Let's illustrate with an example. Say $X$ is the blow-up of $\mathbb P^2$ at a point, with exceptional divisor $E$. Think about the line bundle $\mathcal O_X(H+E)$, where $H$ is a line not through the blown-up point. I think it's easier to think about this in the language of divisors and linear systems, but you can translate it back to line bundles.
What does the linear system $|H+E|$ look like in our case? You can check that a divisor in this linear equivalence class consists of $E$ together with some line $L$ (or $2E+R$, where $R$ is the strict transform of a line through the blown-up point). In particular, $E$ is in the base locus, and the fixed part $F$ is just $E$.

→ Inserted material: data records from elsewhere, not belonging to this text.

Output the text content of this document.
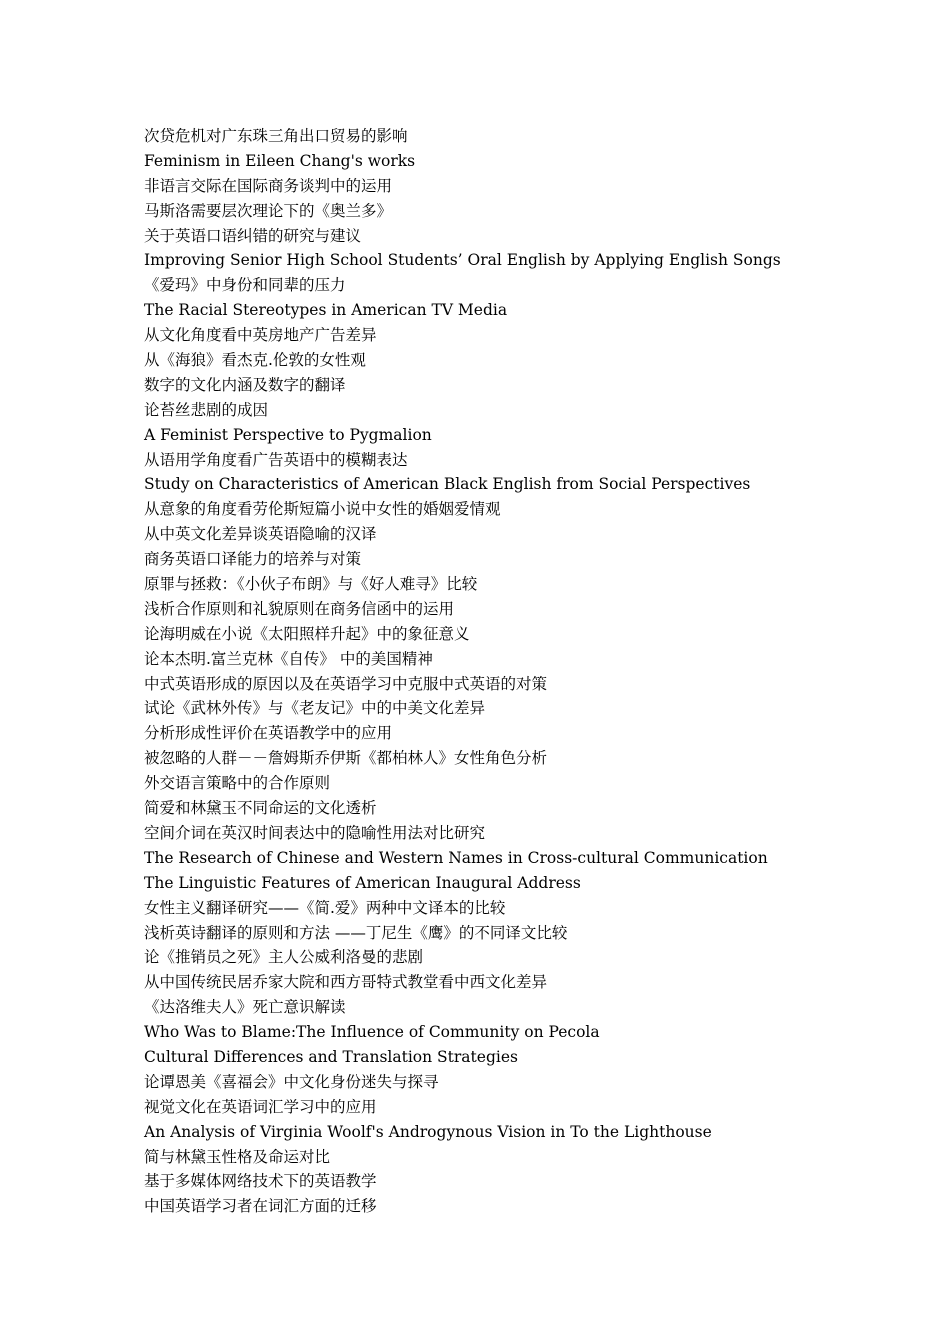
次贷危机对广东珠三角出口贸易的影响
Feminism in Eileen Chang's works
非语言交际在国际商务谈判中的运用
马斯洛需要层次理论下的《奥兰多》
关于英语口语纠错的研究与建议
Improving Senior High School Students’ Oral English by Applying English Songs
《爱玛》中身份和同辈的压力
The Racial Stereotypes in American TV Media
从文化角度看中英房地产广告差异
从《海狼》看杰克.伦敦的女性观
数字的文化内涵及数字的翻译
论苔丝悲剧的成因
A Feminist Perspective to Pygmalion
从语用学角度看广告英语中的模糊表达
Study on Characteristics of American Black English from Social Perspectives
从意象的角度看劳伦斯短篇小说中女性的婚姻爱情观
从中英文化差异谈英语隐喻的汉译
商务英语口译能力的培养与对策
原罪与拯救：《小伙子布朗》与《好人难寻》比较
浅析合作原则和礼貌原则在商务信函中的运用
论海明威在小说《太阳照样升起》中的象征意义
论本杰明.富兰克林《自传》 中的美国精神
中式英语形成的原因以及在英语学习中克服中式英语的对策
试论《武林外传》与《老友记》中的中美文化差异
分析形成性评价在英语教学中的应用
被忽略的人群－－詹姆斯乔伊斯《都柏林人》女性角色分析
外交语言策略中的合作原则
简爱和林黛玉不同命运的文化透析
空间介词在英汉时间表达中的隐喻性用法对比研究
The Research of Chinese and Western Names in Cross-cultural Communication
The Linguistic Features of American Inaugural Address
女性主义翻译研究——《简.爱》两种中文译本的比较
浅析英诗翻译的原则和方法 ——丁尼生《鹰》的不同译文比较
论《推销员之死》主人公威利洛曼的悲剧
从中国传统民居乔家大院和西方哥特式教堂看中西文化差异
《达洛维夫人》死亡意识解读
Who Was to Blame:The Influence of Community on Pecola
Cultural Differences and Translation Strategies
论谭恩美《喜福会》中文化身份迷失与探寻
视觉文化在英语词汇学习中的应用
An Analysis of Virginia Woolf's Androgynous Vision in To the Lighthouse
简与林黛玉性格及命运对比
基于多媒体网络技术下的英语教学
中国英语学习者在词汇方面的迁移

What's $dim H^0(X,\mathcal O_X(F))$? There's no way it can be greater than 1 -- if it were, it would mean that $F$ moves in a linear system of dimension at least $1$. But that means that at least one component of $F$ isn't in the base locus of $F$ at all (it's not fixed), and there's no way such a component could be in the base locus of $L$. So it shouldn't have been included in $F$ in the first place.
At the level of linear series, the map $L(-F) \to L$ just says to take an element of $L(-F)$, add on $F$, and you get something in the linear series $|L|$. In our case, something $|L(-E)|$ will just be a line, and you get something in $L$ by throwing in $E$ too.
Your interpretation at the end seems correct to me. Note that there's always a map $H^0(X,L(-F)) \to H^0(X,L)$ whenever $F$ is effective, but it's only an isomorphism if $F$ is the fixed part.